In this age of small-group ministries, most pastors would know how to handle a crisis that affected significant numbers of believers in their pews.
"If you had one in four members of your congregation actively battling cancer or one in four members … experiencing being widowed or losing a spouse, chances are that you would have some level of intentional ministry to those individuals," said Rachel Denhollander, in a recent Trinity Forum event focusing on how churches respond to sexual abuse. "Maybe you would have a support group or a Bible study for them. You would have meal trains to help provide for their physical needs."
But many sexual-abuse victims hesitate to speak out, she said, because churches act as if they don't exist. Thus, they have little reason to believe the sins and crimes committed against them will be handled in a way that offers safety and healing. Far too many religious leaders act as if they haven't grasped the magnitude of this crisis.
"There is an astonishing perception gap and it's really inexcusable at this point in time," she said, speaking to victims, clergy and activists online -- including participants in 24 nations outside the United States. "We've had the data, literally, for decades. … Even what we know is dramatically undercounted.
"The statistic has stayed right around one in four women, for sexual violence, by the time they reach age 18. … The rate continues to rise and there really isn't any excuse, at this point in time, for not knowing that data. But sometimes, it's emotionally easier to not know that data and all of us have that intrinsic desire to not have to see the darkness that's around us."

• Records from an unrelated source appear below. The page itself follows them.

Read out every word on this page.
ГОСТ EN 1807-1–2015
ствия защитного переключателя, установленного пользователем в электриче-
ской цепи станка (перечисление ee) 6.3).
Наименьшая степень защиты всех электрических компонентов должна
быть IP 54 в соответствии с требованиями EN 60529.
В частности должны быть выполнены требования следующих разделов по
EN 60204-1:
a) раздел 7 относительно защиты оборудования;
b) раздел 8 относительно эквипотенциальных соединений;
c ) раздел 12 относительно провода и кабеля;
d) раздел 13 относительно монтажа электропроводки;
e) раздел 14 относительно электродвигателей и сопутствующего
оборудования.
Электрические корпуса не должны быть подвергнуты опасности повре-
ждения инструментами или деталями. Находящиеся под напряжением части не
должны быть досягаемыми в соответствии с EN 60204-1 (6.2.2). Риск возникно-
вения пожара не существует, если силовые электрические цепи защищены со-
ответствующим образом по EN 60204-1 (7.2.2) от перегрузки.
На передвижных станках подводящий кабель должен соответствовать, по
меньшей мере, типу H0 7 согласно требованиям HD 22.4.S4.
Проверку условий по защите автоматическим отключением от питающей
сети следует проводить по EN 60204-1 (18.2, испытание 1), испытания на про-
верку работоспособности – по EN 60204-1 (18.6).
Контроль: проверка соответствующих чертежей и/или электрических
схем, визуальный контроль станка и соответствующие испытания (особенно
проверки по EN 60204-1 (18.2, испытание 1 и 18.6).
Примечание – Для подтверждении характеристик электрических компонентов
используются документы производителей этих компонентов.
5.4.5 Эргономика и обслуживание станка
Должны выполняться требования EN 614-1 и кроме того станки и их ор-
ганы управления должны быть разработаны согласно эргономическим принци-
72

Sexual abuse is a hot-button issue everywhere, from small fundamentalist flocks to the Roman Catholic Church. Revelations from #MeToo scandals have rocked the careers of A-list players in entertainment, politics, sports, academia and business.
Denhollander is an attorney, activist and author who is best known as the first female gymnast to publicly accuse Larry Nassar -- team physician for U.S.A. Gymnastics -- of committing sexual abuse during physical-therapy sessions. When telling her own story, she stresses that she was also abused in church, at age 7.
During a 2019 Caring Well conference, sponsored by the Southern Baptist Convention's Ethics & Religious Liberty Commission, she said that fears among abuse victims in America's largest Protestant body were "very, very well founded, because most of the time when they speak up they are trampled on, and this has happened in the SBC over and over and over again."
Those remarks made national headlines. Meanwhile, Denhollander has continued -- out of the public eye -- to work in smaller settings such as the Trinity Forum event, offering guidance on how religious leaders can take public and private steps to minister to victims, to prevent abuse and to seek justice for criminals.
In most churches, she said, the problem isn't terrible "packs of men" hiding sexual abuse. Often, people of good will simply believe that it's impossible for abuse to occur in their congregations without them knowing about it. They forget that abusers are often masters of creating confusion and doubts to hide their deeds.
Church leaders who want to take this issue seriously will need to know basic facts about how to conduct background checks, find qualified counselors for victims and seek legal advice about how to respond in a crisis. But Denhollander said the most important step is for pastors to learn how to discuss sexual abuse -- in the pulpit, in education and in social media -- as a reality in modern life, including in the church.
"Often time," she said, "pastors are not equipped to recognize when they are not equipped to handle something and, so, the survivor doesn't get the kind of care and a kind of multifaceted approach to healing that they really need."
The goal is for victims to know that their church is a "safe space" to seek help, she added. At the same time, abusers who are scouting a church for weaknesses need to get a clear message: "You are not going to be safe here and if you do something and someone speaks up, we are going to take it seriously and know what to do about it."